Sunday, November 14, 2021

Recipe: Winter Vegetable Purée

 An Autumnal Vegetable Blend to Complement the Falling Leaves


by Judy Bloom

Rutabaga - AKA Swede, Swedish turnip, lanttu, tumshie, or neep - is a hybrid of cabbage and turnip that originated in Northern Europe sometime before 1600. Rutabagas are in the cruciferous family of healthy veggies, packing lots of fiber, vitamin B6, potassium, and magnesium, and a large dose of Vitamin C. They are relatively low in fats and calories, if you don’t load them up with butter and heavy cream.

 

A little known fact is that in parts of England, Scotland, Ireland, and the Isle of Man this root vegetable was carved into lanterns to decorate houses for Halloween, before pumpkins became more common.

 

In this recipe I used potatoes and carrots to moderate the more assertive flavor of the rutabaga. The carrots also helped with the color of the dish. Caramelized shallots add a bit of flavorful and textural contrast to finish the dish. Olive oil steps in for the butter and cream you find in most recipes.



 

Winter Vegetable Purée

Serves 8 - 10

 

1 rutabaga (approximately 8 oz.), peeled and cubed

1 pound thin skinned potatoes, scrubbed and cubed

2 large carrots, peeled and cubed

 

2 T olive oil, divided

Salt and pepper to taste

 

2-3 shallots, thinly sliced

1T olive oil

Salt and pepper to taste

 

1.    Sauté shallots in olive oil over low heat until they begin to caramelize and turn dark brown. Watch for burning.

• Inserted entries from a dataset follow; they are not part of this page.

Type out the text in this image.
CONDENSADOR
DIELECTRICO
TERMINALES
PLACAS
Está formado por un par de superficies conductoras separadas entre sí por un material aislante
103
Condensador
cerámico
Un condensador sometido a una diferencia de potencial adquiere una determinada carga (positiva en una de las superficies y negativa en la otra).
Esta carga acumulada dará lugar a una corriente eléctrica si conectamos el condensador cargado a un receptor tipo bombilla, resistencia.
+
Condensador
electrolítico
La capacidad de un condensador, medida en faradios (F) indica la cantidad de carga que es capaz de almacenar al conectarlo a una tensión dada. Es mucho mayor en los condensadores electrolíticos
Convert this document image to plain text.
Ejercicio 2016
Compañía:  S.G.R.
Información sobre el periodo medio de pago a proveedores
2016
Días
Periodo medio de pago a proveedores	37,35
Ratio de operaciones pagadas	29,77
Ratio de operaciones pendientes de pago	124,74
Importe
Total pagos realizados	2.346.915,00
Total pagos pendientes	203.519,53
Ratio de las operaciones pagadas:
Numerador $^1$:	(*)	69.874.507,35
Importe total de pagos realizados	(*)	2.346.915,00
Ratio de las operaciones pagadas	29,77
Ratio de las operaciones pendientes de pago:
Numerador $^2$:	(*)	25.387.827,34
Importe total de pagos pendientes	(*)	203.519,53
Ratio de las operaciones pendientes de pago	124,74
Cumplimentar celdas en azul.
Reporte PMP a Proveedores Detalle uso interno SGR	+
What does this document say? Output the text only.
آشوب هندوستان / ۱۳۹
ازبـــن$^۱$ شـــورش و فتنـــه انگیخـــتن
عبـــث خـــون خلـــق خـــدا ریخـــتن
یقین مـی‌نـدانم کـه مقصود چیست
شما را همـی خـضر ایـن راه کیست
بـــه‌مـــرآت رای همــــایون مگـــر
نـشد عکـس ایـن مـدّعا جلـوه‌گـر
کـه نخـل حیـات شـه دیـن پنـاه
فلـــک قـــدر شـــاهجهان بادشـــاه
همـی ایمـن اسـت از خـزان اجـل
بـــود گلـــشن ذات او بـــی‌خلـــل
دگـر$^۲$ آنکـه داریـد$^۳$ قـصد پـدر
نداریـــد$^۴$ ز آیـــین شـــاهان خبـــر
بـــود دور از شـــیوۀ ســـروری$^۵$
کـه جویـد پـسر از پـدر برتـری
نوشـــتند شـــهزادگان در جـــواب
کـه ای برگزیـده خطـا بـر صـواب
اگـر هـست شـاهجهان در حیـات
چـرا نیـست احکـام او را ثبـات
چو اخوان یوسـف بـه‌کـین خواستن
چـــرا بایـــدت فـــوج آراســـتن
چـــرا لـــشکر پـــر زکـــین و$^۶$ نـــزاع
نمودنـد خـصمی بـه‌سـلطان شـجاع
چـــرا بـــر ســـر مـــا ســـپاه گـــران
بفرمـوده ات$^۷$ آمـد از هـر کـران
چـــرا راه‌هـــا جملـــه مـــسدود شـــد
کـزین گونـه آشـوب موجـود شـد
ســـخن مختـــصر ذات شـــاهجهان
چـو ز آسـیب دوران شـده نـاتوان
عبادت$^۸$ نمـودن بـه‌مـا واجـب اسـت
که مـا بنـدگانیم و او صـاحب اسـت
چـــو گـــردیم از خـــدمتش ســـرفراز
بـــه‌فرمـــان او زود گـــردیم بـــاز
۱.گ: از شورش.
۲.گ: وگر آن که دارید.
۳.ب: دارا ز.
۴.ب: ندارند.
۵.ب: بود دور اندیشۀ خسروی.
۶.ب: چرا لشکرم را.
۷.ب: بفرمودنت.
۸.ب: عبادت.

2.    Season with salt and pepper and set aside until later.

3.    Bring large pot of water to boil.

4.    Salt water generously with kosher salt.

5.    Add cubed root vegetables and boil until soft, approximately 40 minutes.

6.    Drain and reserve 1/2C cooking water.

7.    Purée in processor with 1T olive oil, until smooth.

8.    Use small amounts of reserved cooking water to thin the purée to desired consistency.

9.    Swirl in remaining olive oil and season well with salt and pepper.

10. Transfer to serving dish, and top with cooked shallots.

11. Place under broiler for 2 minutes to crisp top.


A Few Suggestions for What to do with ALL those Hot Peppers:

If you are overwhelmed by all the peppers included in the boxes each week, here are a few suggestions of what to do with them if you can’t share them with friends and neighbors.

·  Freeze them whole.

·  Dry them in an oven preheated to 150 degrees Fahrenheit. Put them on a baking sheet and leave the oven door slightly open to allow moisture to escape. Check on the peppers every 30 minutes until they are dry. It takes about 1-2 hours. Once dried, you can grind them up and blend to make your own chili powder.

·  Infuse them.  Add a few whole peppers to a bottle of vodka or tequila for a day or so. Remove and enjoy a peppery brew.

Reminder: Always use caution when handling any hot pepper. Wear gloves and never touch your eyes or lips after working with cut peppers. If you do feel the burn after working with hot peppers, wash your hands thoroughly with lots of soap and water. Other remedies include rubbing your hands with olive oil, or making a paste with baking soda and water. It's the capsaicin in the peppers that causes the body to react.